3. A. The STALL of Q#1.A. above happens in (RF/EX1/EX2/EX12/EX2WB) stage in our design. Note that the ID stage of the CPU pipeline is called RF stage here as there is no instruction decoding in Lab7 because of one hot coding of its opcodes. We just fetch the source registers here and hence it is called the Register Fetch (RF) stage. The stall cannot be moved to take place in any other stage. T / F If you answered False, state to which stage (or stages) it can be moved to. If you answered True, state why it cannot be moved. The ADD1 instruction needs extra time in EX12 but not in other stages. 3. B. The STALL of Q#1.B. above happens in (RF/EX1/EX2/EX12/EX2WB) stage in our design. The stall cannot be moved to take place in any other stage. T / F / It depends Explain. Lab 7 Parts 1 and 2 use instructions with multiple sources. Hence the stall should happen in the RF (the ID) stage only. It is for the same reason stated in the answer to question #2 above.
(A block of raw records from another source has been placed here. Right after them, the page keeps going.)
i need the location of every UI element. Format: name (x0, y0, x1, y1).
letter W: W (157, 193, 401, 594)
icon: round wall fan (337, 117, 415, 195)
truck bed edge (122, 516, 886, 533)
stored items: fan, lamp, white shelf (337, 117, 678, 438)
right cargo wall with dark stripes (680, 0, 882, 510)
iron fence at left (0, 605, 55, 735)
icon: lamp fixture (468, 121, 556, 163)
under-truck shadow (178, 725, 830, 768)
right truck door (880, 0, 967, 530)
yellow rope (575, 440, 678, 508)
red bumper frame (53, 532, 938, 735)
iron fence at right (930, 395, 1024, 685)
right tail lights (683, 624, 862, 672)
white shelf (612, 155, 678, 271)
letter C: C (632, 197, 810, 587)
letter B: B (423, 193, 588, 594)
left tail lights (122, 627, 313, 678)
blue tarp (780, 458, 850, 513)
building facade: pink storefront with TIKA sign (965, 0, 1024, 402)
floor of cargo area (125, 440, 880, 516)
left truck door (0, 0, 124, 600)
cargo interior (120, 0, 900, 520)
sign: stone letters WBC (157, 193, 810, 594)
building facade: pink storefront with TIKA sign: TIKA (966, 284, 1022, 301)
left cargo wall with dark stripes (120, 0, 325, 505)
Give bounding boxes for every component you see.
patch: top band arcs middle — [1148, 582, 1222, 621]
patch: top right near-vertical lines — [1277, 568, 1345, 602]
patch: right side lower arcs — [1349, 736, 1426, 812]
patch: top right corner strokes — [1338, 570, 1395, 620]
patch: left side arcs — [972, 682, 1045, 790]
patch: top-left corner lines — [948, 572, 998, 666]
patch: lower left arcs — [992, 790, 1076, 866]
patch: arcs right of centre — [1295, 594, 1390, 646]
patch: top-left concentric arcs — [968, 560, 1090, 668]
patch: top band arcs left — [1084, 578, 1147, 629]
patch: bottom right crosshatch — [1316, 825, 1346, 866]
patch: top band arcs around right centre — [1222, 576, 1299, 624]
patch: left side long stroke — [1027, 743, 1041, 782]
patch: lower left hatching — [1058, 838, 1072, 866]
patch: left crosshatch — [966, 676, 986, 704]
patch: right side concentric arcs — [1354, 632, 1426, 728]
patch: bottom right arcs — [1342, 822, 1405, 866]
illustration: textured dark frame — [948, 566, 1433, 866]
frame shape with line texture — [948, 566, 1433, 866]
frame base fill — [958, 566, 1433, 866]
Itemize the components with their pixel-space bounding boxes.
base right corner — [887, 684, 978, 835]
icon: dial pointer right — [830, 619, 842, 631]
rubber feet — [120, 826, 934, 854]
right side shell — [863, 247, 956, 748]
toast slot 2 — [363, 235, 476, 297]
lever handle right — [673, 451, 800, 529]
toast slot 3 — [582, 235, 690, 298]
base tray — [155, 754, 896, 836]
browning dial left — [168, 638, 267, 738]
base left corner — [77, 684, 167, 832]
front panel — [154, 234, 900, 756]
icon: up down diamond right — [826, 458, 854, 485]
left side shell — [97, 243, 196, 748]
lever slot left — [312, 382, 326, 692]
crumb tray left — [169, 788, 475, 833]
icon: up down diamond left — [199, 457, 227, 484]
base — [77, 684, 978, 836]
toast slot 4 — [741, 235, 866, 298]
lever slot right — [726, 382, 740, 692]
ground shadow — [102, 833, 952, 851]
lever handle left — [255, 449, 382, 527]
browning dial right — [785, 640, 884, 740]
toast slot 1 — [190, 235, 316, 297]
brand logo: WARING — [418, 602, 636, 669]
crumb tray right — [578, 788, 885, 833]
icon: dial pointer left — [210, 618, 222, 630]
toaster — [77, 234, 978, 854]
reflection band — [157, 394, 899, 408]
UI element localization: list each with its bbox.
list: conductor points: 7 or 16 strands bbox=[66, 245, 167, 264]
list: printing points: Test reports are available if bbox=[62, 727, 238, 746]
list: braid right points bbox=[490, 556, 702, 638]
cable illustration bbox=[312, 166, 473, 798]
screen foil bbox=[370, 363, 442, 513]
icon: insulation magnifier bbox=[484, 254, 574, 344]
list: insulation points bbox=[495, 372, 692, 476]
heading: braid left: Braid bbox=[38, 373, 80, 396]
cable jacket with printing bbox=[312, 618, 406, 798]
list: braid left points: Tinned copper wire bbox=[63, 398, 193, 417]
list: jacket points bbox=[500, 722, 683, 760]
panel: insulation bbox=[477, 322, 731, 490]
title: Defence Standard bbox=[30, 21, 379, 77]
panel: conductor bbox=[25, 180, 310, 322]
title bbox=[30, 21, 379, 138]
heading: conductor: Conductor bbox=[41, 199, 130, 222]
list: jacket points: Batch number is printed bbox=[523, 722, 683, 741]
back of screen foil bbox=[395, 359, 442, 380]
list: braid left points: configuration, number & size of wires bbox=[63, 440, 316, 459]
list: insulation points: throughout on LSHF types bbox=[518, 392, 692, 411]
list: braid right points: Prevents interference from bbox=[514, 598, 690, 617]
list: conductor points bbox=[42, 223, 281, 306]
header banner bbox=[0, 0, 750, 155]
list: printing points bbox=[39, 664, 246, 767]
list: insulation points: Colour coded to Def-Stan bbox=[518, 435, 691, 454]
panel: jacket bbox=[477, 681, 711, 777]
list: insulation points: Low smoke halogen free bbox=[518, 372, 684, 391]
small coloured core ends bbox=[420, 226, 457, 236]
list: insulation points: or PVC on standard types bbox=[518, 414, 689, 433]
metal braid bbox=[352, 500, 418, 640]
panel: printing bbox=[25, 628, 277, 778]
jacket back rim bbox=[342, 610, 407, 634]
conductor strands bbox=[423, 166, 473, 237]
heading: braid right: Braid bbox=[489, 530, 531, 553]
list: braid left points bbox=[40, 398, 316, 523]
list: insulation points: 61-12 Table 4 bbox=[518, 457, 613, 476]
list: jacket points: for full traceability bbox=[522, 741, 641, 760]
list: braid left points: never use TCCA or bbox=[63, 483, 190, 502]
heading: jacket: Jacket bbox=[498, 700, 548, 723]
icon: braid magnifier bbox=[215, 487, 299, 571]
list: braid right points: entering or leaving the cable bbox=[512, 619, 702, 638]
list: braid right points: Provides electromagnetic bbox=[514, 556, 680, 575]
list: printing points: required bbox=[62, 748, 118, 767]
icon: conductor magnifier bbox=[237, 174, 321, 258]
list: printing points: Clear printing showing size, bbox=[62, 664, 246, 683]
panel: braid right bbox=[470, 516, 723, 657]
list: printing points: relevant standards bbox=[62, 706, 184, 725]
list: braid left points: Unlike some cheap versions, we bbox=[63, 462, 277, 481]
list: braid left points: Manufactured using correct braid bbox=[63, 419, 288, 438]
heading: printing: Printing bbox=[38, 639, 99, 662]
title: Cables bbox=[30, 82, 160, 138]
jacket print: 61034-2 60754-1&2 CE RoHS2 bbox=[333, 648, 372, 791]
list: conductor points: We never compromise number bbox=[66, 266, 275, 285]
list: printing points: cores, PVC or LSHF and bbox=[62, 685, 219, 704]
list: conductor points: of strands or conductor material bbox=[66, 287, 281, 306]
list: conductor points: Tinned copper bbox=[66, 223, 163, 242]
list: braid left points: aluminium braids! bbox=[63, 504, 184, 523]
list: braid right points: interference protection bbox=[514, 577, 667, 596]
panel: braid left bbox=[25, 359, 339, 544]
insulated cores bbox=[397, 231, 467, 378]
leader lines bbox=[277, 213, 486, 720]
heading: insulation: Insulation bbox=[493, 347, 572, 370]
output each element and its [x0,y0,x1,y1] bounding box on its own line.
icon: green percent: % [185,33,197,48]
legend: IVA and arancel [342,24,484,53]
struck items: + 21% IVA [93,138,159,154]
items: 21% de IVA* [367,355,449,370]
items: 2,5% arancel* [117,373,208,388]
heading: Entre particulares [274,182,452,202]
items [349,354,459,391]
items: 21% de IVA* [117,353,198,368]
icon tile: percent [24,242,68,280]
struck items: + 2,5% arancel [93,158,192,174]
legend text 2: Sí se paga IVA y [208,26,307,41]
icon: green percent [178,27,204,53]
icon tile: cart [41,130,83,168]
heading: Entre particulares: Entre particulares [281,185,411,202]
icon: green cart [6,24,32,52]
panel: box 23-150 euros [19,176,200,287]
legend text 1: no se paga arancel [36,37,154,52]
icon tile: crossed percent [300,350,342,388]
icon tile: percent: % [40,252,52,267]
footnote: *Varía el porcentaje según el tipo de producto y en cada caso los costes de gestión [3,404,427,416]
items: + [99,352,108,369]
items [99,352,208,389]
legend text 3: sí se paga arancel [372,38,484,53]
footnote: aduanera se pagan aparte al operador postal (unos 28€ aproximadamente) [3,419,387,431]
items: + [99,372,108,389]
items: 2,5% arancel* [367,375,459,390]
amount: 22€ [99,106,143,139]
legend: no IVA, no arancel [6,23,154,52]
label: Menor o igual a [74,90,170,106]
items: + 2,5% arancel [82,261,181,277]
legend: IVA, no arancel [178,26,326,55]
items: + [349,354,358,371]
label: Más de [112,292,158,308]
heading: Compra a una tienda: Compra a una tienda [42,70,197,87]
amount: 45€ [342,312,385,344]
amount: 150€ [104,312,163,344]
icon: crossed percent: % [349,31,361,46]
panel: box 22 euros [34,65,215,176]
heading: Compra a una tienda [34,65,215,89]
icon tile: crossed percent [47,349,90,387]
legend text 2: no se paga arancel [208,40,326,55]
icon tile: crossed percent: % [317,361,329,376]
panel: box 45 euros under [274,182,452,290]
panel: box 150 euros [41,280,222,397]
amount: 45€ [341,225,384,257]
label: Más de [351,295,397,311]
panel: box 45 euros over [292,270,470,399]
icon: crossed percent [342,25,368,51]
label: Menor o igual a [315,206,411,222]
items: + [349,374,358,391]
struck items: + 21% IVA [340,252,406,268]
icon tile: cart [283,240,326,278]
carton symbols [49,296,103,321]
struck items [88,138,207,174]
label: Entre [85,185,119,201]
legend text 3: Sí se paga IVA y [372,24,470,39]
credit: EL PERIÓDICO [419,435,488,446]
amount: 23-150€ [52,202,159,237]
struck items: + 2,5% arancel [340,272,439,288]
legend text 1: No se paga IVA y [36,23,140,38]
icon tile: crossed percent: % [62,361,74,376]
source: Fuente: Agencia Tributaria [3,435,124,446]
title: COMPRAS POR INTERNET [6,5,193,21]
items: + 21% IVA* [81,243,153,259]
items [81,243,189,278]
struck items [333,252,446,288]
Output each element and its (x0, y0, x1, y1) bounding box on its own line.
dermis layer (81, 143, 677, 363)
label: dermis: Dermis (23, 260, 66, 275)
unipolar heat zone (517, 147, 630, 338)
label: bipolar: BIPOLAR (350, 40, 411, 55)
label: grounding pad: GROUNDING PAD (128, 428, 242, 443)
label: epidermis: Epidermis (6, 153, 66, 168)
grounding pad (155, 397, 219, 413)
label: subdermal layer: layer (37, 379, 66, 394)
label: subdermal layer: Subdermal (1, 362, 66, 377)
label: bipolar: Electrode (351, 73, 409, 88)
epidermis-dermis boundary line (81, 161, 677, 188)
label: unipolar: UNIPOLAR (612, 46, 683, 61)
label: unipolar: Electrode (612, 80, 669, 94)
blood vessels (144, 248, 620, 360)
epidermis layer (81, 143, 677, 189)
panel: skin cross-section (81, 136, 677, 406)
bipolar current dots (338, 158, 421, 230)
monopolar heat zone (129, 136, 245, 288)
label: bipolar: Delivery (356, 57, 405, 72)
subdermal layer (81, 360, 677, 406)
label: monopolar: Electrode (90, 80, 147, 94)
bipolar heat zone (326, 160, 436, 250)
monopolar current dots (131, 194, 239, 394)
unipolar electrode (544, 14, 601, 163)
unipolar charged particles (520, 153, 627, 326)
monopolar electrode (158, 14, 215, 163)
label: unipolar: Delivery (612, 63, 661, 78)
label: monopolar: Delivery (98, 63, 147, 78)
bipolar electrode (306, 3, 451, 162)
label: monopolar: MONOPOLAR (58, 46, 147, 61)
But in the case of Lab 7 Part 3 Subparts #1 and #3, with a single source register, the stall can be made to happen in the EX1 stage instead of the RF (the ID) stage. In the case of a single source instruction, the question of receiving part of the help and holding on to it while waiting for the other part of the help does not arise. Performance wise, it does not matter whether you stall the dependent instruction in the RF (ID) stage or the EX1 stage. 4. Unlike in our Lab 6, there is no need to have a Wrist Band Flip Flop (WB_FF) in any part of the Lab 7. T / F Explain your answer. Unlike in the lab 6 IF/ID stage register, in all parts of lab #7 the IF/RF (the IF/ID) stage register has onehot control bits as the opcode itself is one hot coded and the 0000 opcode means a NOP. So just clearing the IF/RF register on reset will ensure that the RF stage has a bubble to start with. There is no need for a WB_FF. Some more detailed discussion about WB_FF in Lab 6 design: During system reset period, we want to make sure that all stages except for the IF stage are filled with bubbles. In Lab 6, the IF/ID stage register

has no control signals to clear using the /RESET signal. Hence we had to attach a Wrist Band FF (WB_FF). We either set or reset the WB_FF to mark the instruction in the ID stage as destined to be treated as a NOP (Bubble). Note that there is no opcode assigned for a NOP instruction in MIPS ISA. The 000000 opcode in MIPS is an R Type opcode. So clearing the IF/ID may or may not create a bubble. Actually it creates a bubble because it is an R type instruction with $0 as its destination. Extract from http://web.cse.ohio state.edu/~crawfis/cse675 02/Slides/MIPS%20Instruction%20Set.pdf However imagine the 7 stage pipeline where we have IF1/IF2 stage register besides IF2/ID stage register. Here we need a WB_FF at least associated with the IF1/IF2. So in EE457 we introduced the idea of WB_FF starting from the 5 stage pipeline itself.